Kış günlerinde hastalanmamak için dışarıya çıkarken ne kadar da çok şey giyeriz! Sıcak günlerden farklı olarak pardösü, kaşkol, şapka, eldiven, kalın çoraplar, botlar, içlik hatta kulaklık. Ancak hayvanlar için değişen bir şey yoktur. Meselâ, sokak hayvanları kediler, köpekler her zamanki gibi kendilerine lütfedilen hem yazlık hem de kışlık olan kıllarla donatılmış tabiî kıyafetleriyle dolaşır.

New York’taki Amerikan Tabiat Tarihi Müzesi idarecisi olan Robert S. Voss, kürkün memeliler için sağladığı en büyük faydanın iç sıcaklıklarını koruyarak ısı düzenlenmesine (termoregülasyon) yardımcı olduğunu ifade etmektedir[1]. Gerçekten de kutup tilkileri ve kutup ayıları gibi hayvanlar onlara ihsan edilen kalın kıllarının yardımıyla hayatta kalırlar. Kürkleri deriye yakın bir hava tabakası meydana getirerek termos gibi, vücut ısısını korumaya yardımcı olur. Bu tür hayvanlar harikulade bir şekilde yazları kılların bir kısmını döker, çünkü sıcak havalarda yoğun kıla ihtiyaç yoktur.

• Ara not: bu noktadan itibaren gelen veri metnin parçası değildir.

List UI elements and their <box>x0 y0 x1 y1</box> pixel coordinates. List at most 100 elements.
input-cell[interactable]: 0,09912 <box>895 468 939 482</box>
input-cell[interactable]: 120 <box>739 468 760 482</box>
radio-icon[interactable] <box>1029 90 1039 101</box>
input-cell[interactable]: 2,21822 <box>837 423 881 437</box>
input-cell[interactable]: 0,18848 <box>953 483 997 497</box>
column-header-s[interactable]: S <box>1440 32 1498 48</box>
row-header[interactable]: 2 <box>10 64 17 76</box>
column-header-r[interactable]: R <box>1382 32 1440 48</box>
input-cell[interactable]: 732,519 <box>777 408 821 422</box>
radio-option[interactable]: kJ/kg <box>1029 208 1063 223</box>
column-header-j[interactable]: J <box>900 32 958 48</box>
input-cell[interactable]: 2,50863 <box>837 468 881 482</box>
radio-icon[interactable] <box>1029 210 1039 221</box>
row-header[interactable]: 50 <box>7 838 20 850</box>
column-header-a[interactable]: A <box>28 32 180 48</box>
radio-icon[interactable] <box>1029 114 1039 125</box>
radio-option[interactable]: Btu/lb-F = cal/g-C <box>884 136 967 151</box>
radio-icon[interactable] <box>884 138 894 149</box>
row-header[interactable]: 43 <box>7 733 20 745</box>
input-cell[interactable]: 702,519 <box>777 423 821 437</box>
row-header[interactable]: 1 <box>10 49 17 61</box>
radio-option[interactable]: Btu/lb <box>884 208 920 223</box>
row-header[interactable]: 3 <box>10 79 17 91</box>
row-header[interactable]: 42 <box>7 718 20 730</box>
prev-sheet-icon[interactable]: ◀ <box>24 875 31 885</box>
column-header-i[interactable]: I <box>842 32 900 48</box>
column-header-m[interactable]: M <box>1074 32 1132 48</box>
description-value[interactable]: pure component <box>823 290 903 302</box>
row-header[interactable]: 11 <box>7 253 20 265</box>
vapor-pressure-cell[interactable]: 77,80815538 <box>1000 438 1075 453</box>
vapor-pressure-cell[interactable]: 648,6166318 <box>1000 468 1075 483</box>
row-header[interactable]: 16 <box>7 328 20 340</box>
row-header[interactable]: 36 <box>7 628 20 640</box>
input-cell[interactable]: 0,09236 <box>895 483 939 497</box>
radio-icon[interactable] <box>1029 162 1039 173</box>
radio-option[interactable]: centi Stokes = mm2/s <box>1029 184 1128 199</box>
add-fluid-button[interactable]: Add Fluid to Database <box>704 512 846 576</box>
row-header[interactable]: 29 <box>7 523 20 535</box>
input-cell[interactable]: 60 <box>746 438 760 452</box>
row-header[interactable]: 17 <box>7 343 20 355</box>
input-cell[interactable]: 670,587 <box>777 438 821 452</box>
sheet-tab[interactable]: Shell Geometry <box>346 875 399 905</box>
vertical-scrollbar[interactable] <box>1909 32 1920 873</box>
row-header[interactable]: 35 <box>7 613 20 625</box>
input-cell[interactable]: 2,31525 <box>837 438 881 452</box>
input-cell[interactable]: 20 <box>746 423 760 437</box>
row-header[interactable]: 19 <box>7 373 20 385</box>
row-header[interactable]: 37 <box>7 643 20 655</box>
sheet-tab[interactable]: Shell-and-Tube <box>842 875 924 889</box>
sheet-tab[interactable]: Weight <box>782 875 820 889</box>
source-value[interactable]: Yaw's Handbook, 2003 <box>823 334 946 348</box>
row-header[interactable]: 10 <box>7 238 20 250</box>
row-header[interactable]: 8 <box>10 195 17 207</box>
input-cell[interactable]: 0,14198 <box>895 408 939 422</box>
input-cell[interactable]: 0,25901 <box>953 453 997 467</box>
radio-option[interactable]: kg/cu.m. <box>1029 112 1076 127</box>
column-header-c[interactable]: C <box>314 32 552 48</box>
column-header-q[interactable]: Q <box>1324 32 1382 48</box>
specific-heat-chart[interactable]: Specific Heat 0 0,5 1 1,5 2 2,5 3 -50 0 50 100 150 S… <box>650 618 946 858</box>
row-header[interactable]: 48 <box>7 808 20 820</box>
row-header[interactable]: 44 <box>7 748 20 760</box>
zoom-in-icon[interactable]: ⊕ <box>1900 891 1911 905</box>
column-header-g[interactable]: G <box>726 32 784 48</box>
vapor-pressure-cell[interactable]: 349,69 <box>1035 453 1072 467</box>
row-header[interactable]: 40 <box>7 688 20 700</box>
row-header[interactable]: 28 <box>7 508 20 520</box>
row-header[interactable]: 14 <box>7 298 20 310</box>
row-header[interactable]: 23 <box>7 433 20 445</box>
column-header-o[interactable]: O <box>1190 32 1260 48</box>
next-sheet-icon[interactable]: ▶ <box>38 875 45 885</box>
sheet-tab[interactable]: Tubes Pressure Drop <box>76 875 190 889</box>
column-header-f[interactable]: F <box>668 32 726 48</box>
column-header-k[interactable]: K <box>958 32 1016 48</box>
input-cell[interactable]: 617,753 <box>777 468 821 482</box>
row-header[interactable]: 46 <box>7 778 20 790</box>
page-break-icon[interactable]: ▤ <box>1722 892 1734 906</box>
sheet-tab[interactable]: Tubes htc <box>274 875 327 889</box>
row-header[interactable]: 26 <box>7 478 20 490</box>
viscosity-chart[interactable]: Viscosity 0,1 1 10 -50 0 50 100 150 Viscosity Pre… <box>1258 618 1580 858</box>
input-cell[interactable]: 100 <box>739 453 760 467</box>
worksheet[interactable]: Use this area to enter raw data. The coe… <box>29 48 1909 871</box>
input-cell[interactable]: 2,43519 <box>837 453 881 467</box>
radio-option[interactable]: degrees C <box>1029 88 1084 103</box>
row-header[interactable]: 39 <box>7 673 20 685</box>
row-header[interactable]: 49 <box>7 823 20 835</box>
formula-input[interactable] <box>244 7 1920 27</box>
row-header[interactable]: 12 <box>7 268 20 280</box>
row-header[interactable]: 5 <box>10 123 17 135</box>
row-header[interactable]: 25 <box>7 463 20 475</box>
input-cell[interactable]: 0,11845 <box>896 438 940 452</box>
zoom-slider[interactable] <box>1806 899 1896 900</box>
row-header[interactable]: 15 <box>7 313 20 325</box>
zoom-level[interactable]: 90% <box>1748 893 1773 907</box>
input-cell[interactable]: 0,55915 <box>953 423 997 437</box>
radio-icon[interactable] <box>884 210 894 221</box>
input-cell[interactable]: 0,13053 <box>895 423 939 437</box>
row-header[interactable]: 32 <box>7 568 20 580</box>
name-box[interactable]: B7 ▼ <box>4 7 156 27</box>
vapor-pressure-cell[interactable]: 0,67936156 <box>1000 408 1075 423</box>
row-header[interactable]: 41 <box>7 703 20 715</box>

Ancak kılların vazifesi memeli hayvanları sadece sıcak ve soğuktan korumak değildir. Bunun dışında kılların birçok fonksiyonu daha vardır. Av yakalamada veya düşmanından gizlenmede kamuflaj elbisesi olarak kılların rengi ve deseni sanki bir ressam elinden çıkmış gibi renk uyumu ve estetiği ile hayvanın gizlenmesinde önemli bir rol oynar. Kıllarının uzunlukları ve dağılımı vücudun farklı bölgelerine ve yapacağı vazifeye göre değişir. Meselâ; kedigiller gibi yırtıcı olanlarda yüz, baş, kulak içi, kulak üstü, kollar, bıyık, kuyruk, kaşlar ve vücudunun geri kalan yerlerindeki kıl uzunlukları farklıdır. Burnun üzeri 1 mm kadar kıllarla kaplıyken bıyıkları 6-7 cm kadardır. Fakat, kıllar öyle incelikle dokunmuştur ki biz geçişleri fark edemeyiz, bir nevi kıyafeti olan kürkü harikulade bir terzilik ve usta bir berberlik eseri gibidir.

Bıyıklar

Kedigillerin bıyıkları bildiğimiz beş duyunun dışında çok kullanışlı bir altıncı duyu organı gibidir. Bütün memeli hayvanlarda ve insanda, kıllarda bulunan bir protein çeşidi olan keratinden yapılmış olup, kılın dışarıdan görülen kısmında bir sinir hücresi yoktur; fakat bütün kıl köklerinde olduğu gibi bıyıklarda da “proprioseptör” denilen çok hassas sinir uçları vardır.[2]

Bıyık kıllarının kökü, derinin içine yerleştirilmiş kıl soğanı (folikül) adı verilen derin ceplerde bulunmaktadır. Bu folikül içindeki kök kısmı S şeklinde bir kıvrım yapar. Northwestern Üniversitesinden bir ekibin mekanik bir simülasyon gerçekleştirerek yaptığı bir çalışmaya göre, bıyıklar bir nesneye dokunduğunda bu S şeklindeki kıvrım maruz kaldığı dokunma basıncına göre hareket ederek sensör vazifesi gören reseptör hücrelerini oynatarak beyne sinyaller göndermektedir. Sinyalleri alan beyin nasıl hareket edilmesi gerektiğini hissetmektedir.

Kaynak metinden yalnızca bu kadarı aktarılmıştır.